Gorkhaland Diaries, a debut English novel of a chemistry professor, seems to have surprising elements, including a catalyst, American singer-songwriter Bob Dylan.
The novel by Satyadeep S. Chhetri, which revisits one of the most dramatic periods of Darjeeling hills, has all the 11 chapters and an afterword titled after the songs of the great American singer-songwriter Bob Dylan.
Within a span of one-and-a-half-months, more than 2,000 copies of Gorkhaland Diaries, which was released at the Calcutta Book Fair on March 3, have been sold.
Chhetri, an associate professor of chemistry in Nar Bahadur Bhandari Degree College in Gangtok, has captured the Gorkhaland agitation in its entirety, encompassing Subash Ghisingh’s 1986 agitation along with that of Bimal Gurung’s three phase agitation of 2007, 2013 and 2017, with “stories of the common people, and how their lives were affected.”
“The work is fiction inspired by true events," said Chhetri.
The writer, who received gold medals in chemistry both in his bachelors and masters, said that even though he had started work on his book many years back, he did not find a way to end his work for a long time.
“The story ends with the 2017 agitation. I was interacting with many young people who seemed to be unaware of the stories of our past. This provided me the fillip to complete the work and tell the stories that were always there with us,” said Chhetri.
The author said he tells the stories of two generations of people affected by the agitations. “It is a story of Rajen and Bijay... how their lives change... What happens when their simple lives get crushed under the whims of the small- and big-time leaders and how the dream of a fabled land continues,” said Chhetri.
Dylan’s magical lyrics found resonance in each of the book's chapters. “I just felt that the songs resonated in these chapters,” said Chhetri, a diehard Dylan fan.
Many readers, however, said that the events were chronicled in the novel with the precision of a historian.

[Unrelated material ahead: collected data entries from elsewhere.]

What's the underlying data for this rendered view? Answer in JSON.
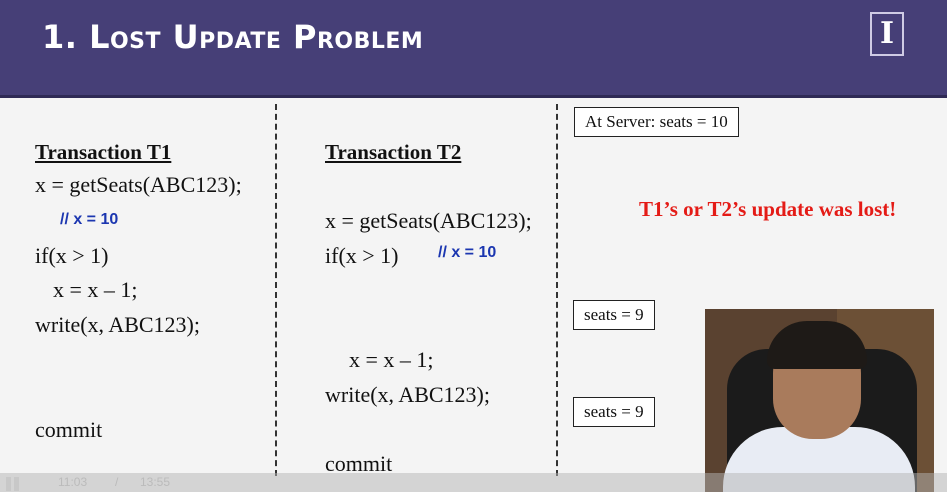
{
  "slide": {
    "title": "1. Lost Update Problem",
    "logo_letter": "I"
  },
  "t1": {
    "heading": "Transaction T1",
    "lines": [
      "x = getSeats(ABC123);",
      "if(x > 1)",
      "x = x – 1;",
      "write(x, ABC123);",
      "commit"
    ],
    "comment": "// x = 10"
  },
  "t2": {
    "heading": "Transaction T2",
    "lines": [
      "x = getSeats(ABC123);",
      "if(x > 1)",
      "x = x – 1;",
      "write(x, ABC123);",
      "commit"
    ],
    "comment": "// x = 10"
  },
  "server": {
    "initial": "At Server: seats = 10",
    "after_t1": "seats = 9",
    "after_t2": "seats = 9",
    "note": "T1’s or T2’s update was lost!"
  },
  "player": {
    "current_time": "11:03",
    "separator": "/",
    "duration": "13:55"
  },
  "colors": {
    "title_bar": "#463f77",
    "comment": "#1b36b0",
    "alert": "#e41b16"
  }
}
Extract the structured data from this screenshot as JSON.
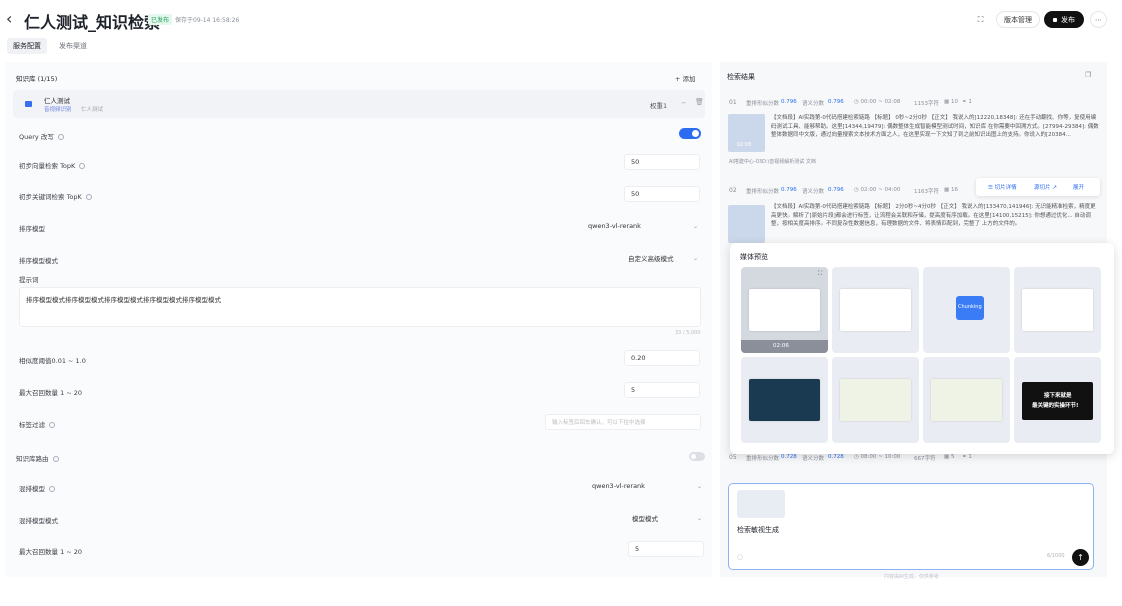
{
  "header": {
    "title": "仁人测试_知识检索",
    "status": "已发布",
    "saved": "保存于09-14 16:58:26",
    "version_btn": "版本管理",
    "publish_btn": "发布"
  },
  "tabs": [
    {
      "label": "服务配置"
    },
    {
      "label": "发布渠道"
    }
  ],
  "kb": {
    "title": "知识库 (1/15)",
    "add": "+ 添加",
    "item_name": "仁人测试",
    "item_tags": "音视频识别",
    "item_owner": "仁人测试",
    "weight": "权重1"
  },
  "form": {
    "query_rewrite": "Query 改写",
    "vector_topk_label": "初步向量检索 TopK",
    "vector_topk": "50",
    "keyword_topk_label": "初步关键词检索 TopK",
    "keyword_topk": "50",
    "rank_model_label": "排序模型",
    "rank_model": "qwen3-vl-rerank",
    "rank_mode_label": "排序模型模式",
    "rank_mode": "自定义高级模式",
    "prompt_label": "提示词",
    "prompt_value": "排序模型模式排序模型模式排序模型模式排序模型模式排序模型模式",
    "prompt_count": "33 / 5,000",
    "threshold_label": "相似度阈值0.01 ~ 1.0",
    "threshold": "0.20",
    "max_recall_label": "最大召回数量 1 ~ 20",
    "max_recall": "5",
    "tag_filter_label": "标签过滤",
    "tag_filter_placeholder": "输入标签后回车确认，可以下拉中选择",
    "kb_route_label": "知识库路由",
    "mix_model_label": "混排模型",
    "mix_model": "qwen3-vl-rerank",
    "mix_mode_label": "混排模型模式",
    "mix_mode": "模型模式",
    "max_recall2_label": "最大召回数量 1 ~ 20",
    "max_recall2": "5"
  },
  "results": {
    "title": "检索结果",
    "r1": {
      "idx": "01",
      "score1": "重排形似分数",
      "v1": "0.796",
      "score2": "语义分数",
      "v2": "0.796",
      "time": "◷ 00:00 ~ 02:08",
      "chars": "1153字符",
      "grid": "10",
      "link": "1",
      "text": "【文档段】AI实践第-0代码搭建检索链路 【标题】 0秒~2分0秒 【正文】 我说入的[12220,18348]: 还在手动翻找、你等，复使用编码测试工具、能够帮助。这里[14344,19479]: 偶数整体生成智能模型测试时间，知识库 在你需要中回溯方式。[27994-29384]: 偶数整体数据同中文版，通过向量搜索文本技术方面之人，在这里实现一下文知了到之前知识出图上的支持。你说入的[20384...",
      "dur": "02:08",
      "src": "AI搭建中心-03D:\\音视频解析测试 ",
      "ch": "文档"
    },
    "r2": {
      "idx": "02",
      "score1": "重排形似分数",
      "v1": "0.796",
      "score2": "语义分数",
      "v2": "0.796",
      "time": "◷ 02:00 ~ 04:00",
      "chars": "1163字符",
      "grid": "16",
      "text": "【文档段】AI实践第-0代码搭建检索链路 【标题】 2分0秒~4分0秒 【正文】 我说入的[133470,141946]: 无识能精准检索，精度更高更快。解析了[原始片段]都会进行标签，让流程会关联和存储，提高度有序加载。在这里[14100,15215]: 你想通过优化... 自动调整，按相关度高排序。不同复杂性数据信息，有理数据的文件、将表情匹配到，完整了 上方的文件的。",
      "act1": "☰ 切片详情",
      "act2": "源切片 ↗",
      "act3": "展开"
    },
    "r5": {
      "idx": "05",
      "score1": "重排形似分数",
      "v1": "0.728",
      "score2": "语义分数",
      "v2": "0.728",
      "time": "◷ 08:00 ~ 10:00",
      "chars": "667字符",
      "grid": "5",
      "link": "1"
    }
  },
  "modal": {
    "title": "媒体预览",
    "first_dur": "02:06",
    "chunking": "Chunking",
    "last_text1": "接下来就是",
    "last_text2": "最关键的实操环节!"
  },
  "composer": {
    "value": "检索敏视生成",
    "count": "6/1000",
    "hint": "内容由AI生成，仅供参考"
  }
}
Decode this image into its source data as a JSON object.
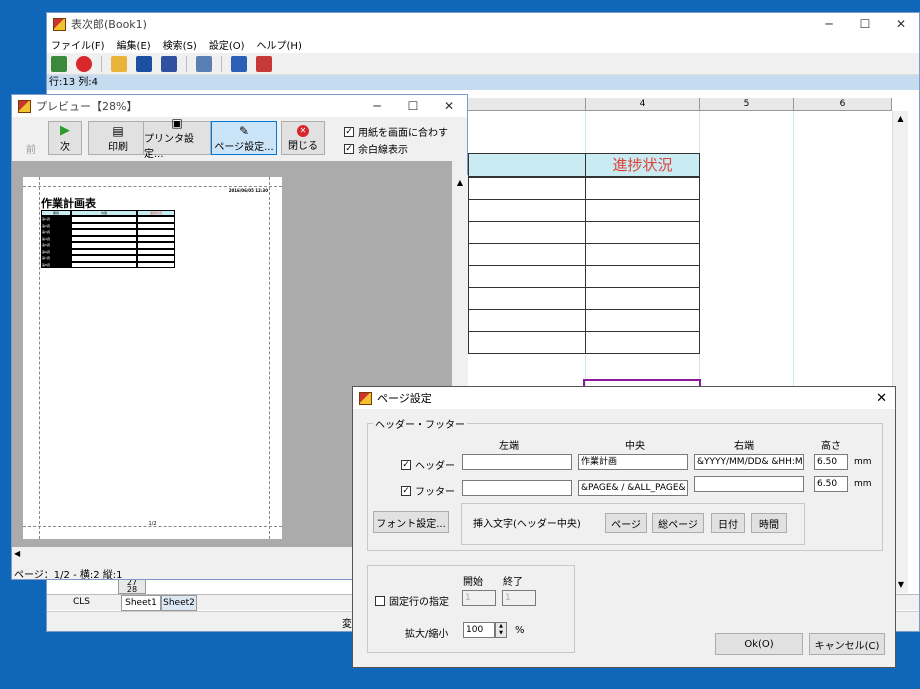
{
  "main": {
    "title": "表次郎(Book1)",
    "menu": [
      "ファイル(F)",
      "編集(E)",
      "検索(S)",
      "設定(O)",
      "ヘルプ(H)"
    ],
    "status": "行:13  列:4",
    "columns": [
      "4",
      "5",
      "6"
    ],
    "progress_header": "進捗状況",
    "row_labels": [
      "27",
      "28"
    ],
    "bottom": {
      "cls": "CLS",
      "sheet1": "Sheet1",
      "sheet2": "Sheet2",
      "status_fragment": "変"
    }
  },
  "preview": {
    "title": "プレビュー【28%】",
    "buttons": {
      "prev": "前",
      "next": "次",
      "print": "印刷",
      "printer": "プリンタ設定...",
      "page": "ページ設定...",
      "close": "閉じる"
    },
    "options": {
      "fit": "用紙を画面に合わす",
      "margin": "余白線表示"
    },
    "page": {
      "heading": "作業計画表",
      "header_right": "2016/06/05 12:30",
      "col_headers": [
        "期間",
        "内容",
        "進捗状況"
      ],
      "rows": [
        "第1週",
        "第2週",
        "第3週",
        "第4週",
        "第5週",
        "第6週",
        "第7週",
        "第8週"
      ],
      "footer": "1/2"
    },
    "status": "ページ：1/2 - 横:2 縦:1"
  },
  "dialog": {
    "title": "ページ設定",
    "group": "ヘッダー・フッター",
    "cols": {
      "left": "左端",
      "center": "中央",
      "right": "右端",
      "height": "高さ"
    },
    "header": {
      "label": "ヘッダー",
      "left": "",
      "center": "作業計画",
      "right": "&YYYY/MM/DD& &HH:MM&",
      "height": "6.50",
      "unit": "mm"
    },
    "footer": {
      "label": "フッター",
      "left": "",
      "center": "&PAGE& / &ALL_PAGE&",
      "right": "",
      "height": "6.50",
      "unit": "mm"
    },
    "font_button": "フォント設定...",
    "insert_label": "挿入文字(ヘッダー中央)",
    "insert_buttons": [
      "ページ",
      "総ページ",
      "日付",
      "時間"
    ],
    "fixed_rows": {
      "label": "固定行の指定",
      "start_label": "開始",
      "end_label": "終了",
      "start": "1",
      "end": "1"
    },
    "zoom": {
      "label": "拡大/縮小",
      "value": "100",
      "unit": "%"
    },
    "ok": "Ok(O)",
    "cancel": "キャンセル(C)"
  },
  "colors": {
    "desktop": "#1066b8",
    "header_fill": "#c9ecf2",
    "progress_red": "#e0413a",
    "selection": "#8b1a9b"
  }
}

“The book rewinds the major events of the agitation, including the tension in the hills when Nepali language was being included in the Eighth Schedule of the Constitution (1992), the hysteria over making Prashant Tamang the winner of a reality show (this had trigged the rise of Bimal Gurung and the downfall of Subash Ghisingh in 2007) to the events of the 2017 Gorkhaland agitation,” said a reader who did not want to be named.
A few old-timers said that Chhetri’s use of words like Daju (a term that was used to refer to Bimal Gurung) and Adhyaksha (a pet term that was used by Ghisingh’s followers) made Chhetri’s book more riveting.